Hi I used pytorch from 0.2 to 1.3 version, and love it.
recently, I upgrade CUDA10.2 and pytorch 1.3
I want to disable FMA on pytorch, but I can’t any information on the documents.
How can I disable the FMA?

1 Like


Could you share why you want to disable these?


I have an issue.

my scratch CNN(CPU-only) result and the result by FMA are different.

So, I want to turn off FMA.


In general, the floating point computation implemented on the GPU is different from the one on the CPU (even beyond FMA). So you won’t be able to get the same result (to one bit). But they both return the correct value as specified by the floating point standard.

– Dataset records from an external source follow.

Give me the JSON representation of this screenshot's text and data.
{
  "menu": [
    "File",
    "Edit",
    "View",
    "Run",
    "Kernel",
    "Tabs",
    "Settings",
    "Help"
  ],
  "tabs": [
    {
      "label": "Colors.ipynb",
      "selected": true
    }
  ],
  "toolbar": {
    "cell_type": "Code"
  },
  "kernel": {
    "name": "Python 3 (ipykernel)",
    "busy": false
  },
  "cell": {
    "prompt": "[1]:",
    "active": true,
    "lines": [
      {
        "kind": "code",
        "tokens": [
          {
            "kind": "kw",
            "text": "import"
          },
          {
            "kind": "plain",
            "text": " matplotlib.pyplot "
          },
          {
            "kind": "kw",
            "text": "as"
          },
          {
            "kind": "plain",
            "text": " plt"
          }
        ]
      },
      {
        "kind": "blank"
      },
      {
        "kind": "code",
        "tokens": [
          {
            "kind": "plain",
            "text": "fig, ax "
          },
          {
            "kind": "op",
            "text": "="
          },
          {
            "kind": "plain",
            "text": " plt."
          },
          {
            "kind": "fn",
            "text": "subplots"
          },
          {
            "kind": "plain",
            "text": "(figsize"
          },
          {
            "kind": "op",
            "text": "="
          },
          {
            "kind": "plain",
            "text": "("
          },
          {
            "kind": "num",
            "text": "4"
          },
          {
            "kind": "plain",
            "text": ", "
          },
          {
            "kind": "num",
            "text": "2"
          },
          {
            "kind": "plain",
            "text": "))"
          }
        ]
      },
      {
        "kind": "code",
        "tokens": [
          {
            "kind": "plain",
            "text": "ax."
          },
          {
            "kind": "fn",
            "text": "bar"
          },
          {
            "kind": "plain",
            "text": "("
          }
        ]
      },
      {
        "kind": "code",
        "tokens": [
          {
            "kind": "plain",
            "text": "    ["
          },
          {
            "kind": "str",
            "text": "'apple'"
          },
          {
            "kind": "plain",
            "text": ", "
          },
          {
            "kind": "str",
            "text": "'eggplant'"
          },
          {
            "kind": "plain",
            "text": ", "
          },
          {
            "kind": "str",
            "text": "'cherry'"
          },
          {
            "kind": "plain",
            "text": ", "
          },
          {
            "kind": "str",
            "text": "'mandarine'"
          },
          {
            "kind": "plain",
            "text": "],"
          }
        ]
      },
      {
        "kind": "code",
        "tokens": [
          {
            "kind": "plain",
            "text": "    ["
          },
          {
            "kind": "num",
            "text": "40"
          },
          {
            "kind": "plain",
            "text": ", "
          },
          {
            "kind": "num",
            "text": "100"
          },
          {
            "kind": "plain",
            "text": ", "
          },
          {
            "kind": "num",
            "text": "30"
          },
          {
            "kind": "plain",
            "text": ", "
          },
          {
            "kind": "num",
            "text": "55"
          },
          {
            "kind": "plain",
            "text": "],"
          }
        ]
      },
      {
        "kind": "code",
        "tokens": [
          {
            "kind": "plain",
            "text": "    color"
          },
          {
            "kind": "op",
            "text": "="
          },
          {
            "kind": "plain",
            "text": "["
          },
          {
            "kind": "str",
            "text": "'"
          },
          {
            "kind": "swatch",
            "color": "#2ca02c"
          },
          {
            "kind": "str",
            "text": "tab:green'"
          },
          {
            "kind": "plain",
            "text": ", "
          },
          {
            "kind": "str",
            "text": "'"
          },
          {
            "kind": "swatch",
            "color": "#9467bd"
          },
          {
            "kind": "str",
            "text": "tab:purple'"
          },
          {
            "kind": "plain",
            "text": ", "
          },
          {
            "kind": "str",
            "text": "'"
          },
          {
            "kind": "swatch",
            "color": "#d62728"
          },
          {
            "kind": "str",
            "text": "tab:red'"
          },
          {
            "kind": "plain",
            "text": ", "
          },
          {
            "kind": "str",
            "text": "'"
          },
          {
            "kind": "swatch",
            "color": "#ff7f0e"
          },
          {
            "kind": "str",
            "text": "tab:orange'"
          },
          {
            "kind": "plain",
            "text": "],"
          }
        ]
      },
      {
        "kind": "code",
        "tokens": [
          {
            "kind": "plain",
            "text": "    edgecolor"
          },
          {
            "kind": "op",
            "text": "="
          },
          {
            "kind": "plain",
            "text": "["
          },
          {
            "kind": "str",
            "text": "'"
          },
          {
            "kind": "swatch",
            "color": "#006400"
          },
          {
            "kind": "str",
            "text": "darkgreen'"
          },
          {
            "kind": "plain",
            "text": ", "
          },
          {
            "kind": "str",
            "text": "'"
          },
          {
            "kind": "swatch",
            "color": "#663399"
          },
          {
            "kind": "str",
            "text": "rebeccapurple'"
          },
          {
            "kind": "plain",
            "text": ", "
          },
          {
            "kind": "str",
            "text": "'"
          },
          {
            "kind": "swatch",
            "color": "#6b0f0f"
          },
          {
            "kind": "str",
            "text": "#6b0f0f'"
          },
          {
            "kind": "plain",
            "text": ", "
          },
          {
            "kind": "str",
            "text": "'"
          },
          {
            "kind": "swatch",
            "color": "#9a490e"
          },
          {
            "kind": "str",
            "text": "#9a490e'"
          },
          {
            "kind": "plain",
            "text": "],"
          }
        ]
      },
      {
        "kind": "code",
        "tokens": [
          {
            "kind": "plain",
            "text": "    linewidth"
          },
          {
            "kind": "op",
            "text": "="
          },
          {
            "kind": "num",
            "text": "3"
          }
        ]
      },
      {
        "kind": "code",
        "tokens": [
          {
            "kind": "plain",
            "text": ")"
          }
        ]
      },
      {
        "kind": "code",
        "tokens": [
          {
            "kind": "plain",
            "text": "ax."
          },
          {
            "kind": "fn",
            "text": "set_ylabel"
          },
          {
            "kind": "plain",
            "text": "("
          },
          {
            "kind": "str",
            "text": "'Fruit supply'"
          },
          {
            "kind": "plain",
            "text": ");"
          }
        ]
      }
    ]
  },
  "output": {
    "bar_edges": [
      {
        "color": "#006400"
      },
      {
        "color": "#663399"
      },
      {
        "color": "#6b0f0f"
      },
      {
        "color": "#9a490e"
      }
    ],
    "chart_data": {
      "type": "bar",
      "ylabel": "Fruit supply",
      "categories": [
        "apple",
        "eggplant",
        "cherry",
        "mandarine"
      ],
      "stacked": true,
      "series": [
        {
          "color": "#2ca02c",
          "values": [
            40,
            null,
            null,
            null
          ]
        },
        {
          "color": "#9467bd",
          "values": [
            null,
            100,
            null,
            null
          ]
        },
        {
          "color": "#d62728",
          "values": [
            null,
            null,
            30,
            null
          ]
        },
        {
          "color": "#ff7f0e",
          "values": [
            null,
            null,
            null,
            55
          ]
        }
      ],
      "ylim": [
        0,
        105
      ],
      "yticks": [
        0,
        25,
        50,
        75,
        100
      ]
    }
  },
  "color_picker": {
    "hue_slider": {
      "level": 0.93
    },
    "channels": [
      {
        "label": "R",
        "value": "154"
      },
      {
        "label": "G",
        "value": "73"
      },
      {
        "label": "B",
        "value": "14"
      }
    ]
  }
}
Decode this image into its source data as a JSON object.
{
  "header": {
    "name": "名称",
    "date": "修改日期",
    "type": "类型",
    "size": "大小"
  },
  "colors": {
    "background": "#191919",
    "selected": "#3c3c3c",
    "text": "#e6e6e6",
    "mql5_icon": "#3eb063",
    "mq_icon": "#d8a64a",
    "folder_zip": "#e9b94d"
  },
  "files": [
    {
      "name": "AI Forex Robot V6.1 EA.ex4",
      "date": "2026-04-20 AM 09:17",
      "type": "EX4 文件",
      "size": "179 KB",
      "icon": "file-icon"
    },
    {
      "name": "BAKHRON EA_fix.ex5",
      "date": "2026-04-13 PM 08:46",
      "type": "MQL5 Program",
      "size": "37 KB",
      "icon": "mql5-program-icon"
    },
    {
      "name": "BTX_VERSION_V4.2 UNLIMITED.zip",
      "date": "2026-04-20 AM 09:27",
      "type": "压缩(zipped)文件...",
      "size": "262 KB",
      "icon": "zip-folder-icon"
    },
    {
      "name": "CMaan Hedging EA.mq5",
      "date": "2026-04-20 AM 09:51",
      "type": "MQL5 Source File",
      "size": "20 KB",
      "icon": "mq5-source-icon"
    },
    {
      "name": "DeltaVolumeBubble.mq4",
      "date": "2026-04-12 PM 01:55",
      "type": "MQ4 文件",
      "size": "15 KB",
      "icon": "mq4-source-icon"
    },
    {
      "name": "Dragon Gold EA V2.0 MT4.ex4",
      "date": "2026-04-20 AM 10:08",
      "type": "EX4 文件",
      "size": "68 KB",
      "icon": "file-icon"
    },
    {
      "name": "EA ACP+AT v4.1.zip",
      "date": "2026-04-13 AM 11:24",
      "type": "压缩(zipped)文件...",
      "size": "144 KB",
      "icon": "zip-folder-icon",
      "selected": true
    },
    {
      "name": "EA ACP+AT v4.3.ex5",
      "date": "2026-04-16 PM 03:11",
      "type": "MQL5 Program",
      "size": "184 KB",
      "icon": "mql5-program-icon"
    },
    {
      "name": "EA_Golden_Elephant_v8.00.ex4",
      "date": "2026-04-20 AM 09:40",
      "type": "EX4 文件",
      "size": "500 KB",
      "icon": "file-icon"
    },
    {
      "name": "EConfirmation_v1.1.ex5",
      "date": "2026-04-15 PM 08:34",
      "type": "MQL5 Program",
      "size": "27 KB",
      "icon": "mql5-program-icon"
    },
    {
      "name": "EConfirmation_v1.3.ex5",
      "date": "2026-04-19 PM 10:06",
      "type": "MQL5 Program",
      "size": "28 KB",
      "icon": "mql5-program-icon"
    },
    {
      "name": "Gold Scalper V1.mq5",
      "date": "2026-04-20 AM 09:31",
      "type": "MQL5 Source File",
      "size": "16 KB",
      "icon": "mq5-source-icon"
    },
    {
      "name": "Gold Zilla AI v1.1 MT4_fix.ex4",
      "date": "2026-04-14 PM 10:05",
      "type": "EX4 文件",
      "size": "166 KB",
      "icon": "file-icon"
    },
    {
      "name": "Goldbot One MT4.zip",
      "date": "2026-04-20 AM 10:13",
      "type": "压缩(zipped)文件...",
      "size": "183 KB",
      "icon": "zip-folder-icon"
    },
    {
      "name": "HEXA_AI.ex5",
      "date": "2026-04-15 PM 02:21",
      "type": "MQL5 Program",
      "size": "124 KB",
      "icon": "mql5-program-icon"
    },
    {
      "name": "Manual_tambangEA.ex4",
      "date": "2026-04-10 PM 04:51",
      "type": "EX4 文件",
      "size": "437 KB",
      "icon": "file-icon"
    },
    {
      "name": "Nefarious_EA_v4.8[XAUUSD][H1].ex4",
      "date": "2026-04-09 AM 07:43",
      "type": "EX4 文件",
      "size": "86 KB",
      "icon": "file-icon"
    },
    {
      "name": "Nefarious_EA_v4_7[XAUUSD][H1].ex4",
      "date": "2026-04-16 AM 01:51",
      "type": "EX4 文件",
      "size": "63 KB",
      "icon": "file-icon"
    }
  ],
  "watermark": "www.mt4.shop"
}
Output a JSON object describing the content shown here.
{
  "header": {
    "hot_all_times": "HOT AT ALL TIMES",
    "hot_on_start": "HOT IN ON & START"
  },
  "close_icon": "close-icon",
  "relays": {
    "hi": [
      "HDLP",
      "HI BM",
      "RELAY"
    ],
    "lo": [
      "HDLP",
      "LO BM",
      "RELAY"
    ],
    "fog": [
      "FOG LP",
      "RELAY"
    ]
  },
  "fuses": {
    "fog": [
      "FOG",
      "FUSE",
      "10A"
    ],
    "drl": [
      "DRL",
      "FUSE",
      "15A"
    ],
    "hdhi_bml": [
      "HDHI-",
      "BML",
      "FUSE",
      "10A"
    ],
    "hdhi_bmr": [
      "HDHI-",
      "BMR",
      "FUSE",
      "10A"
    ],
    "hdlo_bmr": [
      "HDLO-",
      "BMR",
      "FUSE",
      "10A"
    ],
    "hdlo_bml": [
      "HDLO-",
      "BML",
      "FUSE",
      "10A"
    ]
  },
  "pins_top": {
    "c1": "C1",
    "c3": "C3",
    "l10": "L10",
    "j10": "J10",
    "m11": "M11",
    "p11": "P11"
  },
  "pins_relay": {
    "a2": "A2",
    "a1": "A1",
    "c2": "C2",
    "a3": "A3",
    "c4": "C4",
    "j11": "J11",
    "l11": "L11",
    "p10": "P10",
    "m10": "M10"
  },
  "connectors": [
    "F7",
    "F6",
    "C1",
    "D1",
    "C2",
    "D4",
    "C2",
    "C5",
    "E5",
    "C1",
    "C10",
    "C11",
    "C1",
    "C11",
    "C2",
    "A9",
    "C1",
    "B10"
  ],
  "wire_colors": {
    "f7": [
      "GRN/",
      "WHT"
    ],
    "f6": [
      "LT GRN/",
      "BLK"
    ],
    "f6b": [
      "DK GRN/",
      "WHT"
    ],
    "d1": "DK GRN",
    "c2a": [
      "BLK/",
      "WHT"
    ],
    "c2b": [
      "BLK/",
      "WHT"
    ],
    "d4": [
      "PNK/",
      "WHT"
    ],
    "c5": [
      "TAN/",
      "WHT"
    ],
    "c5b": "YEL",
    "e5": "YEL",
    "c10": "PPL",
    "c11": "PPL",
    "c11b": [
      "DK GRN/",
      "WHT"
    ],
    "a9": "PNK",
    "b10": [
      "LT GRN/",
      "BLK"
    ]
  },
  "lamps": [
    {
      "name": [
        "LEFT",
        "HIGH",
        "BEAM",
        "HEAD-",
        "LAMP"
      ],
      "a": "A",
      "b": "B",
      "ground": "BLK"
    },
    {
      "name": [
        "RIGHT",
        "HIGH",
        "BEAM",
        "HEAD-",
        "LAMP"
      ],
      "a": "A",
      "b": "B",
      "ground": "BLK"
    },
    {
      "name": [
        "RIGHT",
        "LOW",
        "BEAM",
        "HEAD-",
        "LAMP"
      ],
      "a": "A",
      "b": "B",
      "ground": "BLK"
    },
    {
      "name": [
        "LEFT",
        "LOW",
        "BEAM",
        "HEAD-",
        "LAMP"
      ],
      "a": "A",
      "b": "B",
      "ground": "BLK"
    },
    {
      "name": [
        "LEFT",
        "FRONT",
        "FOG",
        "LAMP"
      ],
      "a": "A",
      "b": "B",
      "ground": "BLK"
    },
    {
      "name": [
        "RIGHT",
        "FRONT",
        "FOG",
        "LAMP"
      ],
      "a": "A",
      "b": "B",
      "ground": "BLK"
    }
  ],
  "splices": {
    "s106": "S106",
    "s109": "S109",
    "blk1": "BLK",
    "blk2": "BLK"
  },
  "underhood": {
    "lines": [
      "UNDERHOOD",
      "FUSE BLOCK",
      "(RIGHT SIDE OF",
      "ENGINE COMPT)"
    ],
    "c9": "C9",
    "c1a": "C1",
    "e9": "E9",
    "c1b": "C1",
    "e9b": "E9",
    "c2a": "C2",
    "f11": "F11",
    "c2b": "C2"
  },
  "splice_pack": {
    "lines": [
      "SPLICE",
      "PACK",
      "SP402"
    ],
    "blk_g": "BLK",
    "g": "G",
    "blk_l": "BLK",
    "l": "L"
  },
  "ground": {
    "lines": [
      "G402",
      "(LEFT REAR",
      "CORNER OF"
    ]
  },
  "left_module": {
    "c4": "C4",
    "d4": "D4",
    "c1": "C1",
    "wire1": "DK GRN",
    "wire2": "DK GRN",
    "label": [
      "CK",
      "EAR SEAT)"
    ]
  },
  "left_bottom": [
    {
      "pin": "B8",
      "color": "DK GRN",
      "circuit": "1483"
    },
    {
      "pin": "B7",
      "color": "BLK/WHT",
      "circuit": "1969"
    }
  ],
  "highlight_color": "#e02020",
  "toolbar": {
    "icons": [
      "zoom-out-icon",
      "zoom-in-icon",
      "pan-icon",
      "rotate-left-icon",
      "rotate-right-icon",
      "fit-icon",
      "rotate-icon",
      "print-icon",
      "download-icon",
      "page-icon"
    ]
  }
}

I also know FMA rounding errors about GPU & CPU.
when cuda capability < 2.0, I implemented scratch CNN on python(with numpy) and perfectly equal with pytorch output.
when cuda capability >= 2.0, I tried to met the output using fma library in gcc, using ieee-754-2008 library, but I can’t.
precision between output of convolution in pytorch and (c-modeling, numpy) are different.
for example, max distance is 0.0000167 (pytorch vs c-model and numpy)
So, I want to disable FMA features, because it is critical issue to me.

I have an question,
When calculate convolution in pytorch -> cuda,
can you tell me correct data type?

  • fma((double)X *(double)Y + (double)B)
  • fma((float)X *(float)Y + (float)B)


The data type that is used is the one from the input Tensor. So that will depend on the type of your input.

I am still unsure how you identify that the FMA is the only cause of your issue.
The algorithms used on GPU (especially if you use cudnn) are wildly different from the CPU ones and the lack of associativity will break any hope of getting the same result no?

Hi, I have the same question. Did you find a way to disable fma on pytorch?